Al-Islam hatte in Libyen die Niederschlagung von Protesten gegen seinen Vater im Jahr 2011 unterstützt. Im wurde vorgeworfen, im Rahmen der Aufstände zur Tötung friedlicher Demonstranten aufgerufen zu haben. Auf der Flucht wurde er dann von einer Miliz gefasst und kam in der westlibyschen Stadt Sintan in Haft. Dort verbrachte er nach eigener Aussage mehrere Jahre mit kaum Kontakt zur Außenwelt. Sonntag markierte seinen ersten öffentlichen Auftritt seit Jahren.
Seit 2014 fordert der Internationale Strafgerichtshof Al-Islams Auslieferung, um ihm wegen Verbrechen gegen die Menschlichkeit den Prozess zu machen. 2015 wurde er von einem Gericht in Tripolis in Abwesenheit zum Tode verurteilt. Die Machthaber in Sintan ließen ihn aber weder nach Tripolis überstellen, noch lieferten sie ihn aus.

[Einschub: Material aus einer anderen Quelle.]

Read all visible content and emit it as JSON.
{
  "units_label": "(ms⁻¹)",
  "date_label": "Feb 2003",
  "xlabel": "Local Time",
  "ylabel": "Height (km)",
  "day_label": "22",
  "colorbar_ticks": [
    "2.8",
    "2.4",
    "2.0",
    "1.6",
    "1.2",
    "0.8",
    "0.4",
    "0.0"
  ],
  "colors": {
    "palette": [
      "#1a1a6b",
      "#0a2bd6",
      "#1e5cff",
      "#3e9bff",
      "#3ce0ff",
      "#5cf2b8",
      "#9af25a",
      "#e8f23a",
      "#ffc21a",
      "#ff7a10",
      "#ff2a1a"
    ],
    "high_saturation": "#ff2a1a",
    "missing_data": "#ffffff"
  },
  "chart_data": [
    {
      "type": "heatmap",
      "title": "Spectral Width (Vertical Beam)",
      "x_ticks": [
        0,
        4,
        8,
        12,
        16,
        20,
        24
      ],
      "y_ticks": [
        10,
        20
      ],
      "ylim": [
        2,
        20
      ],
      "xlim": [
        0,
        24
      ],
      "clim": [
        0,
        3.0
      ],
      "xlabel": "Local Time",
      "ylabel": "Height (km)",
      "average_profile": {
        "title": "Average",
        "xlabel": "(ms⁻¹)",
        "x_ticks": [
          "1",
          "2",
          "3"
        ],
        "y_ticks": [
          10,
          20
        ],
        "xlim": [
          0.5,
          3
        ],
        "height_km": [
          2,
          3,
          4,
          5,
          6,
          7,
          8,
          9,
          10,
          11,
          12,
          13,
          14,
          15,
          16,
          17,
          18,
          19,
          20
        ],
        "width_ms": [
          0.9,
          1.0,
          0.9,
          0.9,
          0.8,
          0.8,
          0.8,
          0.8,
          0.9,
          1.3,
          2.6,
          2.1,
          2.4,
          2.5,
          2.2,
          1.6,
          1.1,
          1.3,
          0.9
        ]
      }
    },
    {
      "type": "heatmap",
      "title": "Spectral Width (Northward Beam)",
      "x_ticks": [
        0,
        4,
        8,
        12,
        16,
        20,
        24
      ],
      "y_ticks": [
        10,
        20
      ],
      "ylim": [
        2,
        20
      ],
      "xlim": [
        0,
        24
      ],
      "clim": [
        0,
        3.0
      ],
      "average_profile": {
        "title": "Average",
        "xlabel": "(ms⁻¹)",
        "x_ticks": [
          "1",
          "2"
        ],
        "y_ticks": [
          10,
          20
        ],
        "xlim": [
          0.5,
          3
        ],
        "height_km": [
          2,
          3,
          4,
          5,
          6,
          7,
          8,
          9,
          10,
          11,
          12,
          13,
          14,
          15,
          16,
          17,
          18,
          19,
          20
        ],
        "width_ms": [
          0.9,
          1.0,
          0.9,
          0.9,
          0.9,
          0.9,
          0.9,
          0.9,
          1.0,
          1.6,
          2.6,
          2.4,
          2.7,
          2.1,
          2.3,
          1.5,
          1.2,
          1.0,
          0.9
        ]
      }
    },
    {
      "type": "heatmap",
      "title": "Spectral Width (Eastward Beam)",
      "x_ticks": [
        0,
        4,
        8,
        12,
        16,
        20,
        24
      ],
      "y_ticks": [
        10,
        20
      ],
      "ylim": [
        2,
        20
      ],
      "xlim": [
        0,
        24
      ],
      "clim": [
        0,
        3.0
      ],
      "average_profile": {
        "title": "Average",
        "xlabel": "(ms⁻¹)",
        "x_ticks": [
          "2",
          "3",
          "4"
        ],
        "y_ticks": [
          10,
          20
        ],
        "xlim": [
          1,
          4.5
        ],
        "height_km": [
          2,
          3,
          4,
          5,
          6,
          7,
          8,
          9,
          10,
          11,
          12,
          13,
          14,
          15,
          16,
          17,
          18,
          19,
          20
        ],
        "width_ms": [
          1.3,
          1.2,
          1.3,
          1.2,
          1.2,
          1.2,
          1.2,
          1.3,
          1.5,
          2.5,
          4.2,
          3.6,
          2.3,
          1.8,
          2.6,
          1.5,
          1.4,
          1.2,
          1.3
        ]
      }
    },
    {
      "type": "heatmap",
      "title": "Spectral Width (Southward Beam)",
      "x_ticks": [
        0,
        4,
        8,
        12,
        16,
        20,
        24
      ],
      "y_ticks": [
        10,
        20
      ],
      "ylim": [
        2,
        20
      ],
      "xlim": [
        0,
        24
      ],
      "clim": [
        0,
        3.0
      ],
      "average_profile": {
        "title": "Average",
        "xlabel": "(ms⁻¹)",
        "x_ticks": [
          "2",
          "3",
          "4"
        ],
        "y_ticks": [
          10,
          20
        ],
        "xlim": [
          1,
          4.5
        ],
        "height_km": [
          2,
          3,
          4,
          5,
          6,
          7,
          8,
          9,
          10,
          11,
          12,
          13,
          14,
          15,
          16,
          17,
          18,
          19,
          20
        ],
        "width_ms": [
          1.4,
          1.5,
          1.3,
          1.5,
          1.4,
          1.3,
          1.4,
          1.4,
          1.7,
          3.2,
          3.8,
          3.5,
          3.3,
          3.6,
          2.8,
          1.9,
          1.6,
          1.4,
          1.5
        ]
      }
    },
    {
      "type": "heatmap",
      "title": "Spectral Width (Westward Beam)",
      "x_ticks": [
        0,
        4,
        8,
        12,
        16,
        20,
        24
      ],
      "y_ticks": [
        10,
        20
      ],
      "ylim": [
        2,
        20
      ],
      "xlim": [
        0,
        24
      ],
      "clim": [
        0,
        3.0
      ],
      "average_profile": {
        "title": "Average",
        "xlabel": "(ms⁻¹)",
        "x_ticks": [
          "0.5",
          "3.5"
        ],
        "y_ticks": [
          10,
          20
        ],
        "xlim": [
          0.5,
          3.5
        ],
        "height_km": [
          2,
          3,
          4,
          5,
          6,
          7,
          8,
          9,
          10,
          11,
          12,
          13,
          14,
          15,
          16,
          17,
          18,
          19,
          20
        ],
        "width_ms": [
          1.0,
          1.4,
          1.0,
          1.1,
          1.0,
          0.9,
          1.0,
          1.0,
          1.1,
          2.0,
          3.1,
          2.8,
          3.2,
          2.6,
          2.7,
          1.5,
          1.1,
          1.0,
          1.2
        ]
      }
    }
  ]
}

20.000 fremde Söldner im Land
Die Teilnehmer einer Libyen-Konferenz in Paris hatten vergangene Woche auf das Abhalten der am 24. Dezember geplanten Wahlen ebenso gepocht wie auf den vereinbarten Abzug ausländischer Söldner und Militärs. Es gehe darum, die Chance auf Frieden zu ergreifen, appellierte UN-Generalsekretär Antonio Guterres zu Beginn der Konferenz. Die Wahlen seien ein entscheidender Schritt auf dem Weg hin zu Frieden und Stabilität. Ob dieser Weg gelingt, ist noch nicht ausgemacht, es gibt internen Streit und Nutznießer des Chaos.
„Die internationale Staatengemeinschaft steht Libyen bei“, betonte die scheidende Bundeskanzlerin Angela Merkel. Die Wahlen am 24. Dezember spielten eine entscheidende Rolle. „Ich hoffe, dass die Vorbereitung für die Wahlen so vervollständigt wird, dass das Ergebnis anerkannt wird.“ Eine Voraussetzung für das Abhalten der Wahlen sei Sicherheit. Deswegen sei es wichtig, dass der Abzug ausländischer Söldner nicht nur auf dem Papier erfolge. Eine erste Gruppe von 300 Kämpfern aus Nachbarländern solle schon bald abziehen, hieß es.
„Wir müssen darüber wachen, dass es freie und faire Wahlen gibt“, sagte Frankreichs Präsident Emmanuel Macron. Libyen habe sich dazu verpflichtet, das Wahlergebnis anzuerkennen, egal wie es ausfällt. Diese Zusage bekräftigte zum Abschluss der Pariser Konferenz Libyens Ministerpräsident Abdul Hamid Dbaiba. Es sei ein „historisches Ziel“, den Wahltermin einzuhalten, um Frieden und Stabilität zu erreichen. Nötig seien internationale Wahlbeobachter und Sanktionen für diejenigen, die die Wahlen möglicherweise nicht anerkennen wollten. Einflussreiche Islamisten im Land hatten aus Angst vor Machtverlusten angekündigt, die Wahlen nicht anerkennen zu wollen.
Bis heute sind nach UN-Schätzungen noch 20.000 ausländische Kräfte in Libyen im Einsatz. Russland, Ägypten und die Vereinigten Arabischen Emirate sind mit Chalifa Haftar, der mit seinen Truppen große Gebiete im Osten und Süden kontrolliert, verbündet. Im Westen sind türkische Truppen und ihre syrischen Söldner im Einsatz, die von der ehemaligen Regierung ins Land geholt wurden, um einen Vormarsch Haftars bis Tripolis zu verhindern.
Die Bundesrepublik gilt als ein wichtiger Vermittler in dem Konflikt. Deutschland verfolgt dabei auch eigene Interessen: Durch Libyen führen wichtige Routen für Flüchtlinge, die den Weg über das Mittelmeer nach Europa suchen. Das Schicksal der Flüchtlinge verdiente mehr Aufmerksamkeit, sagte Italiens Ministerpräsident Mario Draghi. „Es muss etwas getan werden, um den Migranten zu helfen“, sagte er mit Blick auf die dramatische Lage von in Libyen gestrandeten Flüchtlingen.